With oil prices in Bangladesh having just increased by 50 percent, largely because of the Russia-Ukraine war, Banu’s family’s life is about to get even harder. Five hundred taka used to buy a 10-kilogram bag of rice and vegetables. Now it pays only for the rice.

Banu is well aware that thanks to vaccination, millions of people no longer die of smallpox and other infectious diseases. By one estimate, the eradication of smallpox has prevented at least 5 million deaths around the world each year. Vaccines remain one of the most cost-effective and lifesaving gifts of modern medicine. The CDC estimates that the U.S. saves 10 times as much as it spends on childhood vaccination. But all of this is cold comfort to Banu when she and her family are struggling to survive.

Every public-health crisis leaves people behind. When I worked as an Ebola aid worker in Guinea in 2015, residents asked why I cared so much about Ebola when local women were hemorrhaging in childbirth and they didn’t have enough food to eat. They were right not to trust our efforts.

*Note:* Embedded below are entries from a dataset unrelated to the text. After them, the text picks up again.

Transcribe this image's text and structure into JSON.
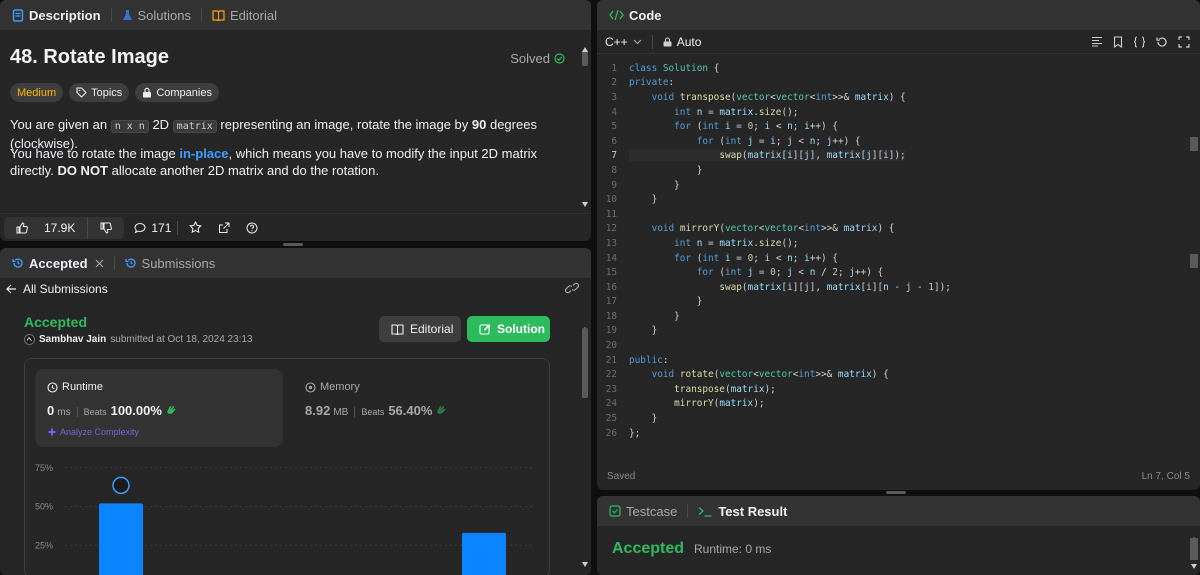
{
  "description_panel": {
    "tabs": [
      {
        "label": "Description",
        "icon": "document-icon"
      },
      {
        "label": "Solutions",
        "icon": "flask-icon"
      },
      {
        "label": "Editorial",
        "icon": "book-icon"
      }
    ],
    "title": "48. Rotate Image",
    "solved_label": "Solved",
    "tags": [
      {
        "label": "Medium"
      },
      {
        "label": "Topics",
        "icon": "tag-icon"
      },
      {
        "label": "Companies",
        "icon": "lock-icon"
      }
    ],
    "para1": {
      "before": "You are given an ",
      "code1": "n x n",
      "mid": " 2D ",
      "code2": "matrix",
      "after": " representing an image, rotate the image by ",
      "bold": "90",
      "end": " degrees (clockwise)."
    },
    "para2": {
      "before": "You have to rotate the image ",
      "link": "in-place",
      "mid": ", which means you have to modify the input 2D matrix directly. ",
      "bold": "DO NOT",
      "after": " allocate another 2D matrix and do the rotation."
    },
    "likes": "17.9K",
    "comments": "171"
  },
  "submissions_panel": {
    "tabs": [
      {
        "label": "Accepted",
        "icon": "history-icon"
      },
      {
        "label": "Submissions",
        "icon": "history-icon"
      }
    ],
    "back_label": "All Submissions",
    "status": "Accepted",
    "submitter_name": "Sambhav Jain",
    "submitted_text": "submitted at Oct 18, 2024 23:13",
    "editorial_button": "Editorial",
    "solution_button": "Solution",
    "runtime": {
      "label": "Runtime",
      "value": "0",
      "unit": "ms",
      "beats_label": "Beats",
      "beats_value": "100.00%",
      "analyze_label": "Analyze Complexity"
    },
    "memory": {
      "label": "Memory",
      "value": "8.92",
      "unit": "MB",
      "beats_label": "Beats",
      "beats_value": "56.40%"
    },
    "chart_data": {
      "type": "bar",
      "ylim": [
        0,
        80
      ],
      "y_ticks": [
        "75%",
        "50%",
        "25%"
      ],
      "y_tick_values": [
        75,
        50,
        25
      ],
      "bars": [
        {
          "value": 52,
          "highlighted": true
        },
        {
          "value": 33,
          "highlighted": false
        }
      ]
    }
  },
  "code_panel": {
    "tab_label": "Code",
    "language": "C++",
    "autocomplete": "Auto",
    "status_saved": "Saved",
    "cursor_pos": "Ln 7, Col 5",
    "current_line": 7,
    "lines": [
      "class Solution {",
      "private:",
      "    void transpose(vector<vector<int>>& matrix) {",
      "        int n = matrix.size();",
      "        for (int i = 0; i < n; i++) {",
      "            for (int j = i; j < n; j++) {",
      "                swap(matrix[i][j], matrix[j][i]);",
      "            }",
      "        }",
      "    }",
      "",
      "    void mirrorY(vector<vector<int>>& matrix) {",
      "        int n = matrix.size();",
      "        for (int i = 0; i < n; i++) {",
      "            for (int j = 0; j < n / 2; j++) {",
      "                swap(matrix[i][j], matrix[i][n - j - 1]);",
      "            }",
      "        }",
      "    }",
      "",
      "public:",
      "    void rotate(vector<vector<int>>& matrix) {",
      "        transpose(matrix);",
      "        mirrorY(matrix);",
      "    }",
      "};"
    ]
  },
  "result_panel": {
    "tabs": [
      {
        "label": "Testcase",
        "icon": "checkbox-icon"
      },
      {
        "label": "Test Result",
        "icon": "terminal-icon"
      }
    ],
    "status": "Accepted",
    "runtime_text": "Runtime: 0 ms"
  },
  "colors": {
    "accent_green": "#2cbb5d",
    "medium_yellow": "#ffb800",
    "link_blue": "#3b9eff",
    "bar_blue": "#0a84ff"
  }
}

Why should they upend their lives to help us defeat Ebola? They knew their lives wouldn’t be materially better when we declared victory and left, as we had done so many times before as soon as our own interests were protected. Their prediction was correct.

As the coronavirus pandemic winds down in the United States, Banu’s life is a reminder that illness has a long tail of consequences and doesn't end with a single shot. The world’s most powerful nation hasn’t ensured equitable access for its own citizens to health care and lifesaving tools such as COVID vaccines, Paxlovid, and monoclonal antibodies. The resulting disparities will get worse as the federal government turns America’s COVID response over to the routine health-care system. Many Americans can’t afford to stay home when they or their child is sick. Families lack support to care for young or elder family members or persons with medical illnesses or disabilities. Many say their biggest worry is paying for groceries or for gas to get to work.

Their plight is less extreme than Banu’s, but their suffering is real—and it is magnified all around the world. As long as vulnerable communities are deprived of holistic, comprehensive responses to monkeypox, COVID-19, Ebola, or other public-health emergencies to come, human beings will have a reason to be suspicious, and enlisting their help to fight the next crisis will be that much harder.

Céline Gounder, an infectious-disease physician, is a senior fellow at the Kaiser Family Foundation and the editor at large of Kaiser Health News. She is also the host of the podcast Epidemic.